Something amazing happens in the first scene of “Frankfurter Sandwich.” When Chase’s adoptive grandmother, Irene, encourages him to leave home and spend time with Elora and the others, she nicknames him “Chippon”. This is the nickname Maximus insists on being called during the events of “House Made of Bongs”, where we learn that he and Eren were part of the same group of friends when they were teenagers. But it is also part of Aboriginal slang, which can simply mean “man”, or used to describe someone as an immature young man or fool.
But as the episode goes on, it becomes clear that Erin’s use of the term is not accidental. She, Bucky and Brownie have their old friend on their mind as they watch Cheese get away from the other Rez Dogs. And so begins what Bucky calls “Operation: Rescue His Nephew,” as the two men, the old man and the old man
Recruit the Cheese to join them on a camping and fishing trip in the woods.
Although Xan McClarnon can play many ages over the span of 20-25, he’s much younger than Wes Studi and Gary Farmer, and Season 1’s “Come and Get Your Love” already proves him well into his pre-teens. in the middle of the season. -The eighties. Even with the lack of a personal connection to the Maximus we know, it’s likely that he comes by because he feels invested in the cowardice, and because the protectorate doesn’t have an abundance of older male role models. (Assuming you think large qualifies.)
What follows is alternately ironic and beautiful. Every culture has its own traditions of wise men who are also incredible fools, and that is very evident here. Brownie gives an inspiring speech about the unique nature of the land they’re camping on, then follows with a big wind rip. Bucky, of course, begins to invoke quantum physics in ways that he might understand but are far from cowardly. And Big, when not making himself sick while ignoring Pooky’s advice on homemade hot sauce, talks about Bigfoot
. However, in this absurd story, there is an emotional truth that even Chase understands: “Sometimes, we need to cry, even if we don’t know it.”
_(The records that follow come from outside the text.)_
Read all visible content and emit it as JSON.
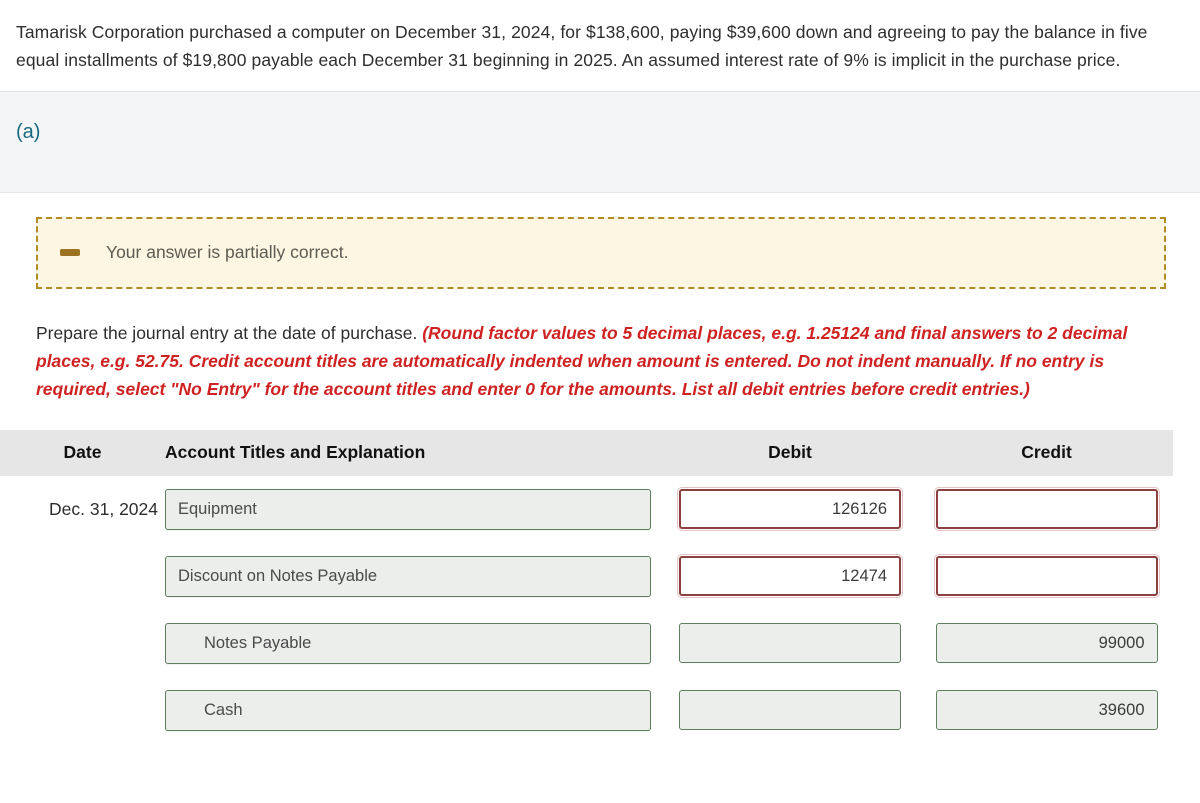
{
  "problem": {
    "text": "Tamarisk Corporation purchased a computer on December 31, 2024, for $138,600, paying $39,600 down and agreeing to pay the balance in five equal installments of $19,800 payable each December 31 beginning in 2025. An assumed interest rate of 9% is implicit in the purchase price."
  },
  "part": {
    "label": "(a)"
  },
  "alert": {
    "icon": "minus-dash-icon",
    "message": "Your answer is partially correct.",
    "background_color": "#fcf6e3",
    "border_color": "#b08d24"
  },
  "instructions": {
    "lead": "Prepare the journal entry at the date of purchase. ",
    "emphasis": "(Round factor values to 5 decimal places, e.g. 1.25124 and final answers to 2 decimal places, e.g. 52.75. Credit account titles are automatically indented when amount is entered. Do not indent manually. If no entry is required, select \"No Entry\" for the account titles and enter 0 for the amounts. List all debit entries before credit entries.)",
    "emphasis_color": "#cf2222"
  },
  "journal": {
    "headers": {
      "date": "Date",
      "account": "Account Titles and Explanation",
      "debit": "Debit",
      "credit": "Credit"
    },
    "rows": [
      {
        "date": "Dec. 31, 2024",
        "account": "Equipment",
        "indented": false,
        "debit": "126126",
        "credit": "",
        "debit_state": "error",
        "credit_state": "error"
      },
      {
        "date": "",
        "account": "Discount on Notes Payable",
        "indented": false,
        "debit": "12474",
        "credit": "",
        "debit_state": "error",
        "credit_state": "error"
      },
      {
        "date": "",
        "account": "Notes Payable",
        "indented": true,
        "debit": "",
        "credit": "99000",
        "debit_state": "ok",
        "credit_state": "ok"
      },
      {
        "date": "",
        "account": "Cash",
        "indented": true,
        "debit": "",
        "credit": "39600",
        "debit_state": "ok",
        "credit_state": "ok"
      }
    ]
  },
  "colors": {
    "valid_border": "#5f7e5f",
    "error_border": "#8d4040",
    "part_label": "#17697f",
    "header_band": "#e6e6e6"
  }
}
This sets up another of the season’s hilarious mid-credits scenes (see also Big and Bev’s ongoing gross flirtation in “Friday”), in which we see two Bigfoots (Bigfeet?) urinating in the woods, one of whom tries to wield a sword. Fight the same way Cheese did previously.
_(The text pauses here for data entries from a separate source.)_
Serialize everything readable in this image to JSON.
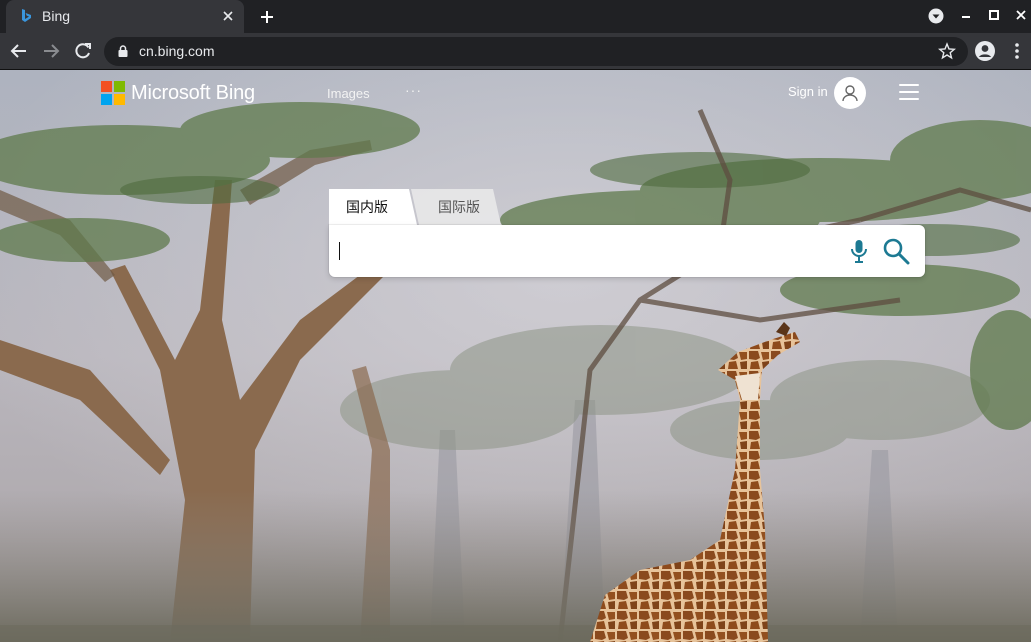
{
  "browser": {
    "tab_title": "Bing",
    "url": "cn.bing.com"
  },
  "page": {
    "brand": "Microsoft Bing",
    "nav": {
      "images": "Images",
      "more": "···"
    },
    "signin": "Sign in",
    "search_tabs": [
      "国内版",
      "国际版"
    ],
    "search": {
      "value": "",
      "placeholder": ""
    }
  },
  "colors": {
    "accent": "#1d7a93",
    "ms_red": "#f25022",
    "ms_green": "#7fba00",
    "ms_blue": "#00a4ef",
    "ms_yellow": "#ffb900"
  },
  "icons": [
    "bing-favicon-icon",
    "close-icon",
    "plus-icon",
    "media-control-icon",
    "minimize-icon",
    "maximize-icon",
    "close-window-icon",
    "back-arrow-icon",
    "forward-arrow-icon",
    "reload-icon",
    "lock-icon",
    "star-icon",
    "profile-icon",
    "kebab-menu-icon",
    "user-icon",
    "hamburger-icon",
    "microphone-icon",
    "search-icon"
  ]
}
Ultimately, the episode’s subtext becomes text, as Chase — borrowing a ritual he learned during his time in the group home last season — gets his three companions to open up. After much cries about a lost friend, Brownie invokes Maximus by name, admitting how he, Eren, and the others failed him nearly 50 years ago. “His name was Maximus,” Brownie explains. “And your grandmother saw you withdrawing away, like him. And something happened. We didn’t believe him. “He needed us, and we turned our backs on him.” Soon all the grown men are crying, in a way that is both silly and poignant at the same time, inspiring Chase to call his friends to watch the sunset with them. This is a beautiful and surprising episode at the same time. When Maximus first appeared, he seemed like a one-off character. Now, half of this final season so far has been about him in one way or another. Perhaps, now that the kids have achieved catharsis over the loss of Daniel, the plan for this past year is to forge a closer connection between previous generations and the ones we’re watching? Or maybe the writing staff fell in love with Maximus after he was first introduced, and couldn’t resist visiting him again and again. Whatever the reason, it’s hard to complain when the episodes related to it are this good.